TurboPlot is a blazingly fast waveform renderer made for visualizing huge traces.
Traces are displayed using a density rendering algorithm distributed across GPU and CPU threads, enabling very smooth navigation even with traces as big as 1 Giga samples! The density rendering allows analyzing traces easily on a large scale, while also preserving single-sample peaks visible.
When the sampling rate is configured, time intervals can be measured easily. The interval selection tools can also help in counting repetitive patterns in traces.
Rust shall be installed on your system (see instructions for installation). TurboPlot can be directly installed by cargo:
cargo install turboplot
turboplot waveform.npy
Alternatively, you can build and run by cloning this repository and execute:
cargo run --release -- waveform.npy
By default TurboPlot will spawn 1 GPU rendering thread and the maximum CPU rendering threads the hardware can run simultaneously. To fit your needs, this can be changed by specifying the number of threads for each type of rendering backend:
# Disable use of GPU rendering backend, use only 1 CPU rendering thread.
turboplot --gpu 0 --cpu 1 waveform.npy
Note: In this mode, the user interface may still use the GPU; The trace rendering will be performed only on the CPU.
Controls:
- Horizontal panning is performed using left or right mouse buttons.

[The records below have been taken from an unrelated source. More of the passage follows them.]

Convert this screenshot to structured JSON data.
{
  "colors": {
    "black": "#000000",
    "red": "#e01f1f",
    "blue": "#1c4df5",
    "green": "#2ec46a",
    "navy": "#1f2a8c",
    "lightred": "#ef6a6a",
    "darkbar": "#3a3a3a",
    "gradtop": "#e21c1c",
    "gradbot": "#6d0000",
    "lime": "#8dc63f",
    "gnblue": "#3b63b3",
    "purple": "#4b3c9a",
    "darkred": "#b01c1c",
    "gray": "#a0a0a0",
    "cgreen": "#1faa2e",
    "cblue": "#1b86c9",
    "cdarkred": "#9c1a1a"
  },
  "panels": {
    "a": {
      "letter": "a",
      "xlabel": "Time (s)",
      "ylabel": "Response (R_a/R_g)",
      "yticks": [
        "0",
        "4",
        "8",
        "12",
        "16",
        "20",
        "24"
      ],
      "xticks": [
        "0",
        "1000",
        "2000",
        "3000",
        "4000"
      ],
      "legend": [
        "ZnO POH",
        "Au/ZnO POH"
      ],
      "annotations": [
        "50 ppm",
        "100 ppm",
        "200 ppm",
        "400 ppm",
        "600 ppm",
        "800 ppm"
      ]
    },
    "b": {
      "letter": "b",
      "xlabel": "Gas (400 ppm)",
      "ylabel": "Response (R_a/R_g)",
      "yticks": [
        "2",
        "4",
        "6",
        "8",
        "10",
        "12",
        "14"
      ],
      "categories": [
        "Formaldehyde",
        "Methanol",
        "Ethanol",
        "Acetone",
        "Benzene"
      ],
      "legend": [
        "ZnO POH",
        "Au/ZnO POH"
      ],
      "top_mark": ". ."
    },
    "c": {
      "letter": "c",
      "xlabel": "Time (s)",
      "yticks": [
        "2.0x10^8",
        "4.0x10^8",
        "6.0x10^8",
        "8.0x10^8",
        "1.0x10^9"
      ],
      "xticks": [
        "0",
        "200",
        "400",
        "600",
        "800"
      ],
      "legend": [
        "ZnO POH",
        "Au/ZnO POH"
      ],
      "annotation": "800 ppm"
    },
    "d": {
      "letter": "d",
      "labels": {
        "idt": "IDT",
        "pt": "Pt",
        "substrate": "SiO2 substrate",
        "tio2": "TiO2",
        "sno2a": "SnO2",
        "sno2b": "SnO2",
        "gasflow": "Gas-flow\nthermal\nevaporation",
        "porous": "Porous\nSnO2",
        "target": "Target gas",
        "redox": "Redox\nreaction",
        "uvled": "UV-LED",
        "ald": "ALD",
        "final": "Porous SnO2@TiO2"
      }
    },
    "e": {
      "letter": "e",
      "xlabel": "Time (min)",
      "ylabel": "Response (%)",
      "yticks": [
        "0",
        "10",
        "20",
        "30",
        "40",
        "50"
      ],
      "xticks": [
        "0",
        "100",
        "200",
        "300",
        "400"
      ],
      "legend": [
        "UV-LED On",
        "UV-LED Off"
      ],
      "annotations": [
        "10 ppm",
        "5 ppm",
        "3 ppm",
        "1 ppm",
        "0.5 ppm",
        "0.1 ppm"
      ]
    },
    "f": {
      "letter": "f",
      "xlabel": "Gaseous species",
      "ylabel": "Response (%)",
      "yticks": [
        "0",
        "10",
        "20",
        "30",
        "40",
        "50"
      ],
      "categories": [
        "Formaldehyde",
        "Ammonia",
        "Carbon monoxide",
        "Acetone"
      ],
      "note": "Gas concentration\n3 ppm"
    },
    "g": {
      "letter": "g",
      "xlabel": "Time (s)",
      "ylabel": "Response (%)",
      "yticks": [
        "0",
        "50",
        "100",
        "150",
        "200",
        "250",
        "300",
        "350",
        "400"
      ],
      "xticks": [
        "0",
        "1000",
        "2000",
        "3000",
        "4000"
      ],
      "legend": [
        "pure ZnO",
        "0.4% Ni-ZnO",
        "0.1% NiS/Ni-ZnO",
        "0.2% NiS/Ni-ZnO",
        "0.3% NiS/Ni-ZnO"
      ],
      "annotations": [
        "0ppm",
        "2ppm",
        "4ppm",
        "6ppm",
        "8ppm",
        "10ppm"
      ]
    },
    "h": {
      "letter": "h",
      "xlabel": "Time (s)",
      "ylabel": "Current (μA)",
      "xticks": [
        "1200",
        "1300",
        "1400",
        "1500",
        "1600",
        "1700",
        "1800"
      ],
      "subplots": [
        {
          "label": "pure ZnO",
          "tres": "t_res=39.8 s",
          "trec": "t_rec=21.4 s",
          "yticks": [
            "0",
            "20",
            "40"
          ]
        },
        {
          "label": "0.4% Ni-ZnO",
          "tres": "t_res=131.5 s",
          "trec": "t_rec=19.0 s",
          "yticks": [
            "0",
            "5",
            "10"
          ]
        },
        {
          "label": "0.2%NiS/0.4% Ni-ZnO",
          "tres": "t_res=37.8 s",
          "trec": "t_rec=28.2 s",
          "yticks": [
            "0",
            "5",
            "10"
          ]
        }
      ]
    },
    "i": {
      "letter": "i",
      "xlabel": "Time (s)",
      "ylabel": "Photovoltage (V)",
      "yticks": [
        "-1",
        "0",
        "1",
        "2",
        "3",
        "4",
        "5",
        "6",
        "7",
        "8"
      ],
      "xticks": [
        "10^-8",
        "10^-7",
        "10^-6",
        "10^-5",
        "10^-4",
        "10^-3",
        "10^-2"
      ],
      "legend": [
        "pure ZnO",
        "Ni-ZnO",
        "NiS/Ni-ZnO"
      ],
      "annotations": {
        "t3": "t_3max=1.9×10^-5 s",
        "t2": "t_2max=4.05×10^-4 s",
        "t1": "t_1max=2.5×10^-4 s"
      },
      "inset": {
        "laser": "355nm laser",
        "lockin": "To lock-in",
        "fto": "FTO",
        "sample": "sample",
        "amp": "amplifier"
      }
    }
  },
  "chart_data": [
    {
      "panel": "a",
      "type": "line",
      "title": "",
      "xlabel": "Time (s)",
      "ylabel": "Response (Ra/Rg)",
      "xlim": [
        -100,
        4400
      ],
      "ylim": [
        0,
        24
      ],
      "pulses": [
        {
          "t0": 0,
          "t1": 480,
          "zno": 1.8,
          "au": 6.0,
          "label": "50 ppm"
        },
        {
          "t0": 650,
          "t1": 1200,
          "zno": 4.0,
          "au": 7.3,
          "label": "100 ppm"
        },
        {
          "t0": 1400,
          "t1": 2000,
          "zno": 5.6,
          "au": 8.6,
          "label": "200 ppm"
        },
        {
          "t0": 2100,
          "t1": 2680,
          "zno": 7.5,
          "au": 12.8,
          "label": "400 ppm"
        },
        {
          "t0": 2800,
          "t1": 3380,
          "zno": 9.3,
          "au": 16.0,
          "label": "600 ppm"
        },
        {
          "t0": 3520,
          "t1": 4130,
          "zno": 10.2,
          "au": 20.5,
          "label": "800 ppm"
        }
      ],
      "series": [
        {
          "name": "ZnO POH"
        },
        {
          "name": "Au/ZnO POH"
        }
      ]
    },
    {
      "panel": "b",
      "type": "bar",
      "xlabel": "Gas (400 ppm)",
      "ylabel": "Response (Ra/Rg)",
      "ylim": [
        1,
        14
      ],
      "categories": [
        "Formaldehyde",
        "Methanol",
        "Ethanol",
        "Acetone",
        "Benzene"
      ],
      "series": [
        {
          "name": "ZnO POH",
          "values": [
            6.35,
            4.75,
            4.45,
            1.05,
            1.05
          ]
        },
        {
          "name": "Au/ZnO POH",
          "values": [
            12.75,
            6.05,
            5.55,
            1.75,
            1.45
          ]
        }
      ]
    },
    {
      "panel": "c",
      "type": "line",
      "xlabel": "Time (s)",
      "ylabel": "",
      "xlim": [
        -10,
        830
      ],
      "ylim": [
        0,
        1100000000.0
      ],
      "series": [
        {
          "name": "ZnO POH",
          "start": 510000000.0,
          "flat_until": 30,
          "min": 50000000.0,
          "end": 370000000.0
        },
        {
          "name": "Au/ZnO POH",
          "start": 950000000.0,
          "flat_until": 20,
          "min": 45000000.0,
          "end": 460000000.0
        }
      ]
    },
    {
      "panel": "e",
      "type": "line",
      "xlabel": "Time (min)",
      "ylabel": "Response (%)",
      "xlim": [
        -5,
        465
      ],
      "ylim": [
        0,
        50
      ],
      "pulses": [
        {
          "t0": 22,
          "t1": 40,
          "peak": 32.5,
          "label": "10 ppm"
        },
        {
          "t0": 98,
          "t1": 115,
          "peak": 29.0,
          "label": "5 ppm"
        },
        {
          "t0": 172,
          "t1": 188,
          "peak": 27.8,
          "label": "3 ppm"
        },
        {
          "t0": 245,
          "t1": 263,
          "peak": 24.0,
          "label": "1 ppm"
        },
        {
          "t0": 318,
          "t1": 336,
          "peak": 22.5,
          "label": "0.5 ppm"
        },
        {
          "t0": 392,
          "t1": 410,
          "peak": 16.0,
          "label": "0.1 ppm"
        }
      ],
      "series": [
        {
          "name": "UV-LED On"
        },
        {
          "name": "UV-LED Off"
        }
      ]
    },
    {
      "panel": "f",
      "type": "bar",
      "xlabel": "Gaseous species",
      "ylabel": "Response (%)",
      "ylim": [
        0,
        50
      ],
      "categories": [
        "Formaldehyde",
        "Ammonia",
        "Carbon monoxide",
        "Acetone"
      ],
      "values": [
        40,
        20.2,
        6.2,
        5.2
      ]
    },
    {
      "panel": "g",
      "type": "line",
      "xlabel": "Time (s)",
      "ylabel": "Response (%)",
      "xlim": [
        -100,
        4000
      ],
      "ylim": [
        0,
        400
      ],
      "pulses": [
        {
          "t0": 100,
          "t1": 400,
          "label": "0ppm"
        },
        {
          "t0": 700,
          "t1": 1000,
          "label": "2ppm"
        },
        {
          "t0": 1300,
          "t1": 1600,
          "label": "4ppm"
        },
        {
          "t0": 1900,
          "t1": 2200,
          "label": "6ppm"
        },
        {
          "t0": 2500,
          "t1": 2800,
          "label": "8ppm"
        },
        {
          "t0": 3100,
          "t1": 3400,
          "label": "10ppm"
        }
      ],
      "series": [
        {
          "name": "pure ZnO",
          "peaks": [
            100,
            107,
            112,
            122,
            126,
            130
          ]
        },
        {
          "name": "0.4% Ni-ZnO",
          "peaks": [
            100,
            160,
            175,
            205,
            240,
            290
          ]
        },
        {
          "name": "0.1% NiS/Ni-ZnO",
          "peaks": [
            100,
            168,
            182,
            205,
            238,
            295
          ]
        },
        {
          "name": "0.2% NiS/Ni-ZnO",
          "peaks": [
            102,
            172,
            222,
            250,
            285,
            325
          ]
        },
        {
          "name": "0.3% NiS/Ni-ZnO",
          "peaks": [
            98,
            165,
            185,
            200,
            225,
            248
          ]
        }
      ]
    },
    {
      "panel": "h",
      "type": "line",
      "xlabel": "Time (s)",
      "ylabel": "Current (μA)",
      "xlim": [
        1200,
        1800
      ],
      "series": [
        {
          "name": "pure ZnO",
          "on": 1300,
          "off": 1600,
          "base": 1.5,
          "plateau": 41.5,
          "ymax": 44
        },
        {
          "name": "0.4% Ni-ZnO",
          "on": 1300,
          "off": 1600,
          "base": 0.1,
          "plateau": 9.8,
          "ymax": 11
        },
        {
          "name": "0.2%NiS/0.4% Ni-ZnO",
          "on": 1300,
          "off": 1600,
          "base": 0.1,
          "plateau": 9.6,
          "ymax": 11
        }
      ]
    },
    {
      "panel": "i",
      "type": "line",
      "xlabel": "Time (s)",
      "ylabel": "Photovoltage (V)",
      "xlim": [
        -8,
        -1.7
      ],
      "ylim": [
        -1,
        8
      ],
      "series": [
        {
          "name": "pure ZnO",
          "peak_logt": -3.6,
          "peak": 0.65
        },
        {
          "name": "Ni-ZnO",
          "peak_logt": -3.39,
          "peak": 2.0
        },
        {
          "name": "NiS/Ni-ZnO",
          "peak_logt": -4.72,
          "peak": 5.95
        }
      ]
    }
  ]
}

- Vertical offset can be modified using Alt + left or right mouse drag.
- Horizontal zoom is performed using mouse wheel.
- Vertical zoom is performed using Alt + mouse wheel.
- UI can be scaled up using Ctrl + =.
This tool is experimental and still in development. TurboPlot can only open numpy files (.npy) with 1D arrays. For the moment, only one trace can be displayed at a time.
Licensed under either of
- Apache License, Version 2.0 (LICENSE-APACHE or http://www.apache.org/licenses/LICENSE-2.0)
- MIT license (LICENSE-MIT or http://opensource.org/licenses/MIT)
at your option.
Unless you explicitly state otherwise, any contribution intentionally submitted for inclusion in the work by you, as defined in the Apache-2.0 license, shall be dual licensed as above, without any additional terms or conditions.